わざわざ呼び出されたので何かあったのかと思えば、特にこれといった用は無かったらしい。
紅茶を飲むと、口の中に芳醇な香りが広がる。
やはり、常飲する茶葉一つ取っても王族だけはあるということだろう。
「……はい、サフィーナ」
私が音をさせないようにカップを置くと、ドレスの右手の袖の辺りを横合いから軽く引かれる。
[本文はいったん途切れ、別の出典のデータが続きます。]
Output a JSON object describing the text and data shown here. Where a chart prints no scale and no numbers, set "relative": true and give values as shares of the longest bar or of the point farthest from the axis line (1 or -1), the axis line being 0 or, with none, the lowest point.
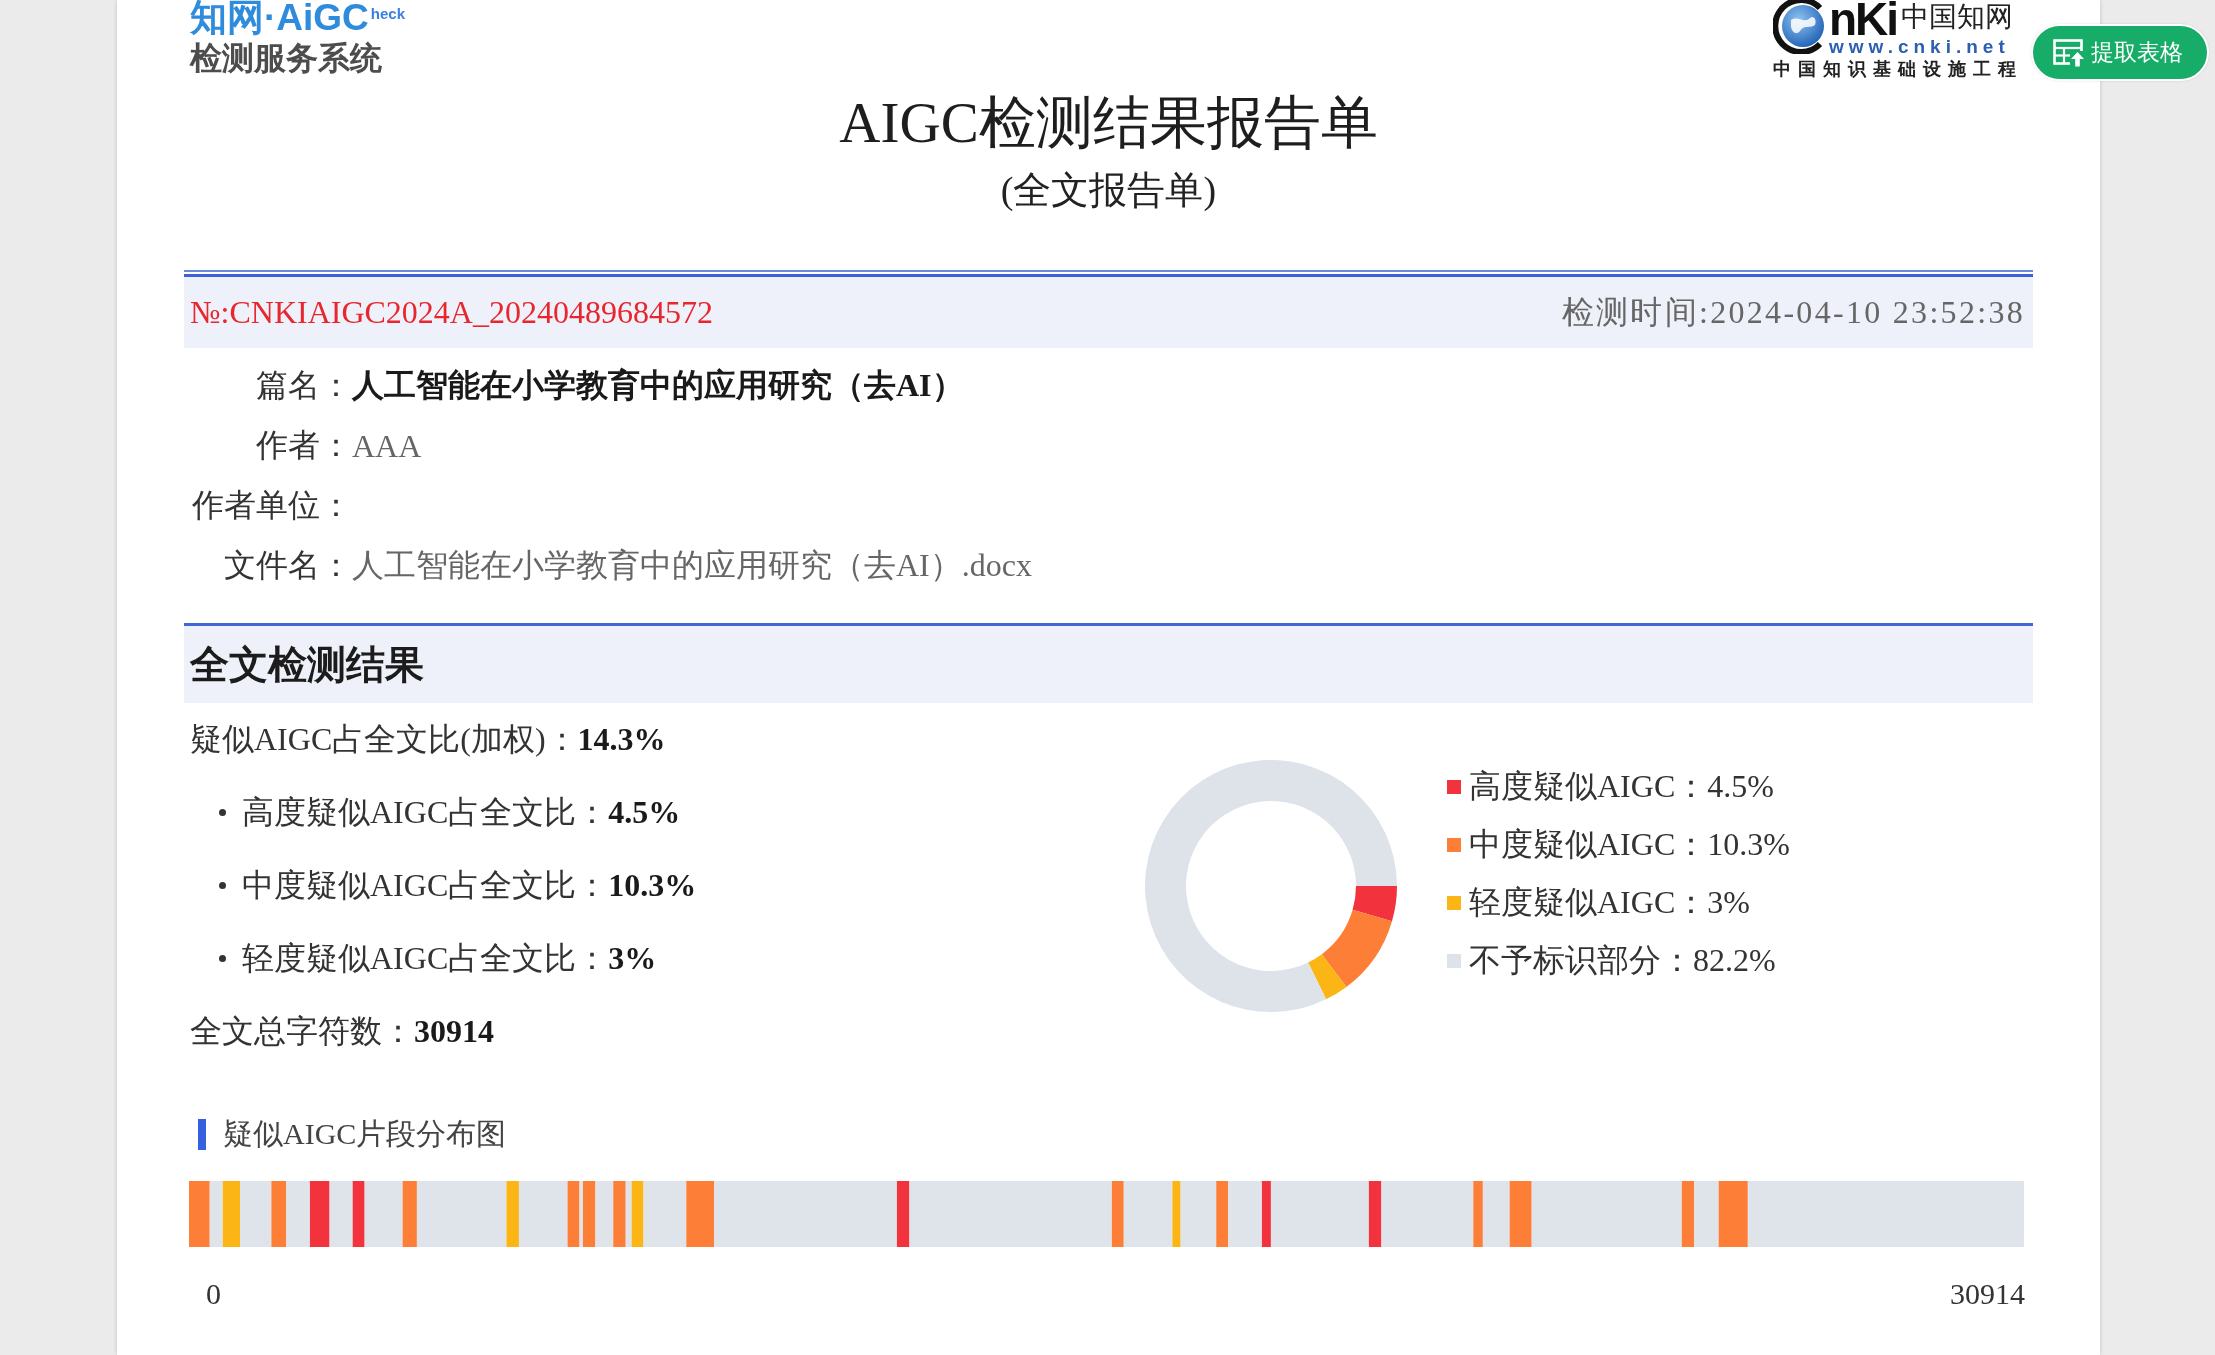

そちらを向くと、ルウが私へと向けて茶菓子として饗されているクッキーを差し出した。
どうやら、くれるつもりらしい。
「ありがとうございます、ルウ」
礼を言いつつ手で受け取り、それを口にした私。
だが、何故か彼は少し表情を曇らせてしまう。
最初は分からなかったが、何度となく眺めているうちに何となくだが彼の微少な表情の変化が読み取れるようになっていた。
恐らくは専門の料理人か誰かが焼いたのだろう。
シンプルなバタークッキーは、重さを全く感じさせない風味でとても美味しかった。
そして、そんな私とルウを見て何故かにやりと笑った王子が、口を開く。
「サフィーナ、口移しで食べさせてやろうか?」
「え、遠慮致します!」
言葉の内容を理解すると同時に、私は咄嗟に拒絶してしまう。
そんな恥ずかしいことが出来ようはずもない。
以前王子の部屋に行った時のことを思い出し、羞恥に頬が熱くなる。
この人は、そんなに私をからかいたいのだろうか。
そう疑問を浮かべつつも、思考を立て直すために再び紅茶を口にする私。
その後も特にクーデターに関しての話は出ることがなく、終始こんな調子で日暮れ近くまで三人で茶会を交わしたのだった。